# Rudolphus the Fish: In Art!



## shinsolo (Nov 2, 2011)

I never draw and I'm not really sure where the urge to do this came from, but here it is!! Drawn with pencil and colored in photoshop. ^_^ Took me four hours >.> Should probably work on art more. That was fun. Look just like him too!

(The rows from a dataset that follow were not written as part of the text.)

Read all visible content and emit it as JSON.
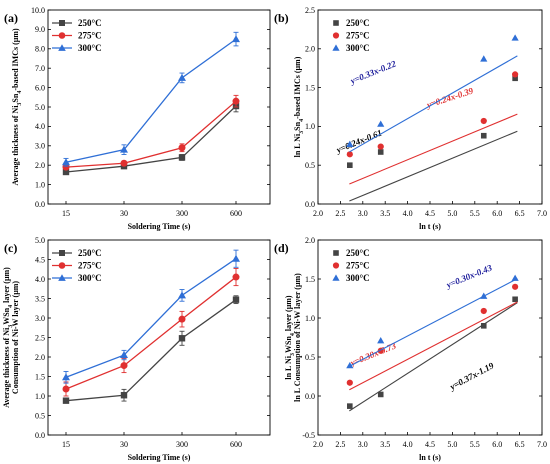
{
  "colors": {
    "s250": "#444444",
    "s275": "#e03030",
    "s300": "#2f6fd6",
    "eq300_b": "#1a1a9a",
    "eq300_d": "#1a1a9a"
  },
  "chart_data": [
    {
      "panel": "(a)",
      "type": "line",
      "xlabel": "Soldering Time (s)",
      "ylabel": "Average thickness of Ni₃Sn₄-based IMCs (μm)",
      "categories": [
        "15",
        "30",
        "300",
        "600"
      ],
      "ylim": [
        0,
        10
      ],
      "yticks": [
        "0.0",
        "1.0",
        "2.0",
        "3.0",
        "4.0",
        "5.0",
        "6.0",
        "7.0",
        "8.0",
        "9.0",
        "10.0"
      ],
      "legend_position": "top-left",
      "series": [
        {
          "name": "250°C",
          "marker": "square",
          "values": [
            1.65,
            1.95,
            2.4,
            5.05
          ],
          "errors": [
            0.1,
            0.1,
            0.15,
            0.3
          ]
        },
        {
          "name": "275°C",
          "marker": "circle",
          "values": [
            1.9,
            2.1,
            2.9,
            5.3
          ],
          "errors": [
            0.1,
            0.1,
            0.2,
            0.3
          ]
        },
        {
          "name": "300°C",
          "marker": "triangle",
          "values": [
            2.15,
            2.8,
            6.5,
            8.5
          ],
          "errors": [
            0.2,
            0.25,
            0.25,
            0.35
          ]
        }
      ]
    },
    {
      "panel": "(b)",
      "type": "scatter",
      "xlabel": "ln t (s)",
      "ylabel": "ln L Ni₃Sn₄-based IMCs (μm)",
      "xlim": [
        2.0,
        7.0
      ],
      "ylim": [
        0.0,
        2.5
      ],
      "xticks": [
        "2.0",
        "2.5",
        "3.0",
        "3.5",
        "4.0",
        "4.5",
        "5.0",
        "5.5",
        "6.0",
        "6.5",
        "7.0"
      ],
      "yticks": [
        "0.0",
        "0.5",
        "1.0",
        "1.5",
        "2.0",
        "2.5"
      ],
      "legend_position": "top-left",
      "series": [
        {
          "name": "250°C",
          "marker": "square",
          "x": [
            2.71,
            3.4,
            5.7,
            6.4
          ],
          "y": [
            0.5,
            0.67,
            0.88,
            1.62
          ],
          "fit": "y=0.24x-0.61"
        },
        {
          "name": "275°C",
          "marker": "circle",
          "x": [
            2.71,
            3.4,
            5.7,
            6.4
          ],
          "y": [
            0.64,
            0.74,
            1.07,
            1.67
          ],
          "fit": "y=0.24x-0.39"
        },
        {
          "name": "300°C",
          "marker": "triangle",
          "x": [
            2.71,
            3.4,
            5.7,
            6.4
          ],
          "y": [
            0.77,
            1.03,
            1.87,
            2.14
          ],
          "fit": "y=0.33x-0.22"
        }
      ]
    },
    {
      "panel": "(c)",
      "type": "line",
      "xlabel": "Soldering Time (s)",
      "ylabel": "Average thickness of Ni₃WSn₄ layer (μm)\nConsumption of Ni-W layer (μm)",
      "categories": [
        "15",
        "30",
        "300",
        "600"
      ],
      "ylim": [
        0,
        5
      ],
      "yticks": [
        "0.0",
        "0.5",
        "1.0",
        "1.5",
        "2.0",
        "2.5",
        "3.0",
        "3.5",
        "4.0",
        "4.5",
        "5.0"
      ],
      "legend_position": "top-left",
      "series": [
        {
          "name": "250°C",
          "marker": "square",
          "values": [
            0.88,
            1.02,
            2.48,
            3.47
          ],
          "errors": [
            0.05,
            0.15,
            0.18,
            0.1
          ]
        },
        {
          "name": "275°C",
          "marker": "circle",
          "values": [
            1.18,
            1.78,
            2.97,
            4.05
          ],
          "errors": [
            0.18,
            0.18,
            0.2,
            0.22
          ]
        },
        {
          "name": "300°C",
          "marker": "triangle",
          "values": [
            1.48,
            2.05,
            3.58,
            4.52
          ],
          "errors": [
            0.15,
            0.12,
            0.15,
            0.22
          ]
        }
      ]
    },
    {
      "panel": "(d)",
      "type": "scatter",
      "xlabel": "ln t (s)",
      "ylabel": "ln L Ni₃WSn₄ layer (μm)\nln L Consumption of Ni-W layer (μm)",
      "xlim": [
        2.0,
        7.0
      ],
      "ylim": [
        -0.5,
        2.0
      ],
      "xticks": [
        "2.0",
        "2.5",
        "3.0",
        "3.5",
        "4.0",
        "4.5",
        "5.0",
        "5.5",
        "6.0",
        "6.5",
        "7.0"
      ],
      "yticks": [
        "-0.5",
        "0.0",
        "0.5",
        "1.0",
        "1.5",
        "2.0"
      ],
      "legend_position": "top-left",
      "series": [
        {
          "name": "250°C",
          "marker": "square",
          "x": [
            2.71,
            3.4,
            5.7,
            6.4
          ],
          "y": [
            -0.13,
            0.02,
            0.9,
            1.24
          ],
          "fit": "y=0.37x-1.19"
        },
        {
          "name": "275°C",
          "marker": "circle",
          "x": [
            2.71,
            3.4,
            5.7,
            6.4
          ],
          "y": [
            0.17,
            0.58,
            1.09,
            1.4
          ],
          "fit": "y=0.30x-0.73"
        },
        {
          "name": "300°C",
          "marker": "triangle",
          "x": [
            2.71,
            3.4,
            5.7,
            6.4
          ],
          "y": [
            0.39,
            0.71,
            1.28,
            1.51
          ],
          "fit": "y=0.30x-0.43"
        }
      ]
    }
  ]
}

I'm proud of myself.


----------



## betta lover1507 (Aug 6, 2011)

you did WAYYY better than when i started


----------



## shinsolo (Nov 2, 2011)

thank you : )


----------



## betta lover1507 (Aug 6, 2011)

if you like would you want to do my HMPK oceanist? of course it is your choice =]]


----------



## shinsolo (Nov 2, 2011)

sure : ) do you have any pictures for me to look at?


----------



## betta lover1507 (Aug 6, 2011)

thanks i would love one =]:
















thanks =]]


----------



## shinsolo (Nov 2, 2011)

awww hes so cute!! I'll see what I can do ^_^ Might take me a couple of days though, homework sort of hit hard today.


----------



## betta lover1507 (Aug 6, 2011)

i understand XP but thanks can't wait how oceanist turns out, sad new about him that he re-grew a popeye from when he was neglected from my brother =[


----------



## shinsolo (Nov 2, 2011)

poor fishiieeee *huggles him*


----------



## betta lover1507 (Aug 6, 2011)

thx =]] i only have salt to help him recover, and cleaning his tank
his story is...

oceanist was was of coursely bought at petco, my little brother neglected him by he was barley fed, never had clean water until months, always cold, and was in complete darkness. but i brang him to my room to care for him and he had pop eye by no clean water weekly ( that is why clean your fishies tanks). it healed stupid me thought it was done and it grew back >=[ so now i have this heater , it is really not for fish so i just put it on my dresser and let it blow warm air at his vase (yes i said vase, am soon gonna get him a tank when i get money)


----------



## shinsolo (Nov 2, 2011)

Whats the best place to buy a 5 gallon glass fish tank? I can't find one anywhere! Petco only has plastic that size, amazon.com has ONE featured and it's pretty ugly, and other websites have showed me other random oddities as well... Help?


----------